Bereits ein oberflächlicher Blick auf den Raum Anatoliens zeigt innerhalb der chronologischen Abgrenzung sowohl einen sprachlichen als auch geographischen »Pluralismus«, der in den letzten Jahrzehnten immer deutlicher geworden ist. Damit stellt sich als Ausgangssituation und Aufgabe für die Religionswelt Kleinasiens, diese Vielfalt – mit Kontinuitäten, Neuerungen und Brechungen von Traditionen – zu berücksichtigen, auch wenn wir klarerweise noch weit davon entfernt sind, eine lückenlose »Geschichte« der Religionen Anatoliens zu rekonstruieren oder alle theologischen Differenzierungen sowie unterschiedlichen lokalen Ausprägungen religiöser Erscheinungen erfassen zu können. Diese Einschränkung liegt besonders in der Quellensituation begründet, die nach wie vor unausgeglichen ist – sowohl bezüglich der chronologischen als auch der geographischen Streuung. Daher ist es notwendig, diese Religionswelt in ihrer Vielfalt zu betrachten, und methodisch ist zu beachten, dass die Religion der »Hethiter« (durch die Quellenlage aufgrund längerfristiger politischer Beherrschung eines Flächenstaates für fast ein halbes Jahrtausend dokumentiert) nicht als »Norm« oder als »typisch« für die Religionsvielfalt Anatoliens gelten kann, sondern sie ist nur eine Ausformung dieser Vielfalt.

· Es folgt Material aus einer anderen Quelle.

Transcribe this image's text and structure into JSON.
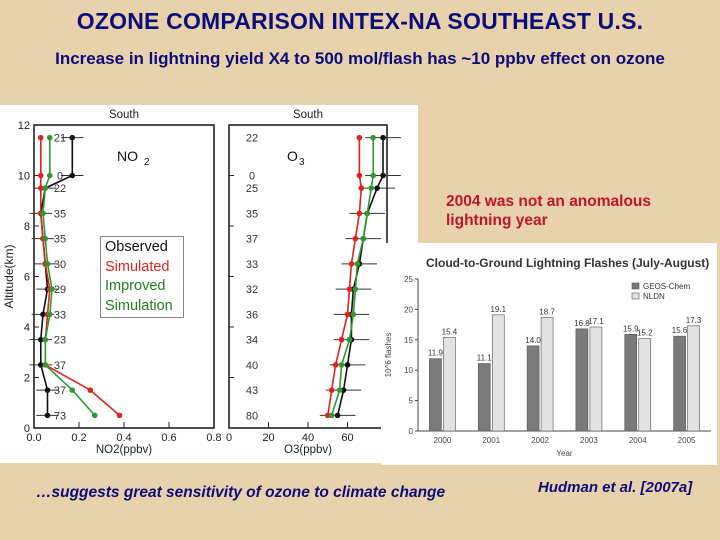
{
  "slide": {
    "title": "OZONE COMPARISON INTEX-NA SOUTHEAST U.S.",
    "subtitle": "Increase in lightning yield X4 to 500 mol/flash has ~10 ppbv effect on ozone",
    "annotation": "2004 was not an anomalous lightning year",
    "footer": "…suggests great sensitivity  of ozone to climate change",
    "citation": "Hudman et al. [2007a]"
  },
  "colors": {
    "title": "#0c0c7a",
    "observed": "#111111",
    "simulated": "#e0211e",
    "improved": "#2e9a2e",
    "annotation": "#c0142a"
  },
  "legend": {
    "observed": "Observed",
    "simulated": "Simulated",
    "improved": "Improved Simulation",
    "improved_line1": "Improved",
    "improved_line2": "Simulation"
  },
  "chart_data": [
    {
      "type": "line",
      "panel_title": "South",
      "species_label": "NO2",
      "xlabel": "NO2(ppbv)",
      "ylabel": "Altitude(km)",
      "xlim": [
        0.0,
        0.8
      ],
      "ylim": [
        0,
        12
      ],
      "xticks": [
        0.0,
        0.2,
        0.4,
        0.6,
        0.8
      ],
      "yticks": [
        0,
        2,
        4,
        6,
        8,
        10,
        12
      ],
      "altitude": [
        11.5,
        10,
        9.5,
        8.5,
        7.5,
        6.5,
        5.5,
        4.5,
        3.5,
        2.5,
        1.5,
        0.5
      ],
      "sample_counts": [
        21,
        0,
        22,
        35,
        35,
        30,
        29,
        33,
        23,
        37,
        37,
        73
      ],
      "series": [
        {
          "name": "Observed",
          "values": [
            0.17,
            0.17,
            0.05,
            0.03,
            0.04,
            0.05,
            0.06,
            0.04,
            0.03,
            0.03,
            0.06,
            0.06
          ]
        },
        {
          "name": "Simulated",
          "values": [
            0.03,
            0.03,
            0.03,
            0.03,
            0.04,
            0.05,
            0.07,
            0.06,
            0.05,
            0.05,
            0.25,
            0.38
          ]
        },
        {
          "name": "Improved Simulation",
          "values": [
            0.07,
            0.07,
            0.05,
            0.04,
            0.05,
            0.06,
            0.08,
            0.07,
            0.05,
            0.05,
            0.17,
            0.27
          ]
        }
      ]
    },
    {
      "type": "line",
      "panel_title": "South",
      "species_label": "O3",
      "xlabel": "O3(ppbv)",
      "xlim": [
        0,
        80
      ],
      "ylim": [
        0,
        12
      ],
      "xticks": [
        0,
        20,
        40,
        60,
        80
      ],
      "altitude": [
        11.5,
        10,
        9.5,
        8.5,
        7.5,
        6.5,
        5.5,
        4.5,
        3.5,
        2.5,
        1.5,
        0.5
      ],
      "sample_counts": [
        22,
        0,
        25,
        35,
        37,
        33,
        32,
        36,
        34,
        40,
        43,
        80
      ],
      "series": [
        {
          "name": "Observed",
          "values": [
            78,
            78,
            75,
            70,
            68,
            66,
            63,
            62,
            62,
            60,
            58,
            55
          ]
        },
        {
          "name": "Simulated",
          "values": [
            66,
            66,
            67,
            66,
            64,
            62,
            61,
            60,
            57,
            54,
            52,
            50
          ]
        },
        {
          "name": "Improved Simulation",
          "values": [
            73,
            73,
            72,
            70,
            68,
            65,
            64,
            63,
            61,
            57,
            56,
            52
          ]
        }
      ]
    },
    {
      "type": "bar",
      "title": "Cloud-to-Ground Lightning Flashes (July-August)",
      "xlabel": "Year",
      "ylabel": "10^6 flashes",
      "categories": [
        "2000",
        "2001",
        "2002",
        "2003",
        "2004",
        "2005"
      ],
      "ylim": [
        0,
        25
      ],
      "yticks": [
        0,
        5,
        10,
        15,
        20,
        25
      ],
      "legend_position": "top-right",
      "series": [
        {
          "name": "GEOS-Chem",
          "values": [
            11.9,
            11.1,
            14.0,
            16.8,
            15.9,
            15.6
          ]
        },
        {
          "name": "NLDN",
          "values": [
            15.4,
            19.1,
            18.7,
            17.1,
            15.2,
            17.3
          ]
        }
      ]
    }
  ]
}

Die eingedeutschte Volksbezeichnung »Hethiter« stammt von Martin Luther, der damit den Ausdruck ha-ḥittī(m) der Hebräischen Bibel wiedergibt. Dieser entspricht etymologisch der Benennung in akkadischen Texten, in denen vom »Land Ḫatti« oder von den »Ḫatti-Leuten« die Rede ist. Dabei gehen alle diese Bezeichnungen auf einen geographischen Begriff für das Gebiet innerhalb des Halysbogens1 in Zentralanatolien zurück. Wie die »Hethiter« sich selbst als Volk bezeichnet haben, wissen wir nicht; da sie ihre Sprache als nišili- bezeichneten, eine Ableitung vom Ortsnamen Neša (Kaneš), einem wichtigen politischen Zentrum des frühen 2. Jahrtausends v.u.Z., darf man vermuten, dass sie sich vielleicht Nesier nannten. Wahrscheinlich sind diese »Nesier« bzw. »Hethiter« in der 2. Hälfte des 3. Jahrtausends v.u.Z. entweder über die Dardanellen im Westen oder über den Kaukasus nach Kleinasien eingewandert, wo ihr Kerngebiet zunächst südlich des Halysbogens lag. Gemeinsam mit den Hethitern sind die Palaer und Luwier nach Kleinasien gekommen. Diese Einwanderer trafen auf die dort ansässigen Hattier, die im späten 3. und im frühen 2. Jahrtausend ihr zentrales Siedlungsgebiet innerhalb des Halysbogens hatten. Der gesamte geographische Raum ist durch Regenfeldbau charakterisiert, was die Wirtschaft, aber auch ideelle Konzepte beeinflusst hat. Dadurch haben offensichtlich die »Einwanderer« schnell zu einer Symbiose mit der schon vorhandenen Bevölkerung gefunden, zumal auch der archäologische Befund keinen Bruch in der materiellen Kultur zeigt, den man den einwandernden »Hethitern« zuschreiben könnte.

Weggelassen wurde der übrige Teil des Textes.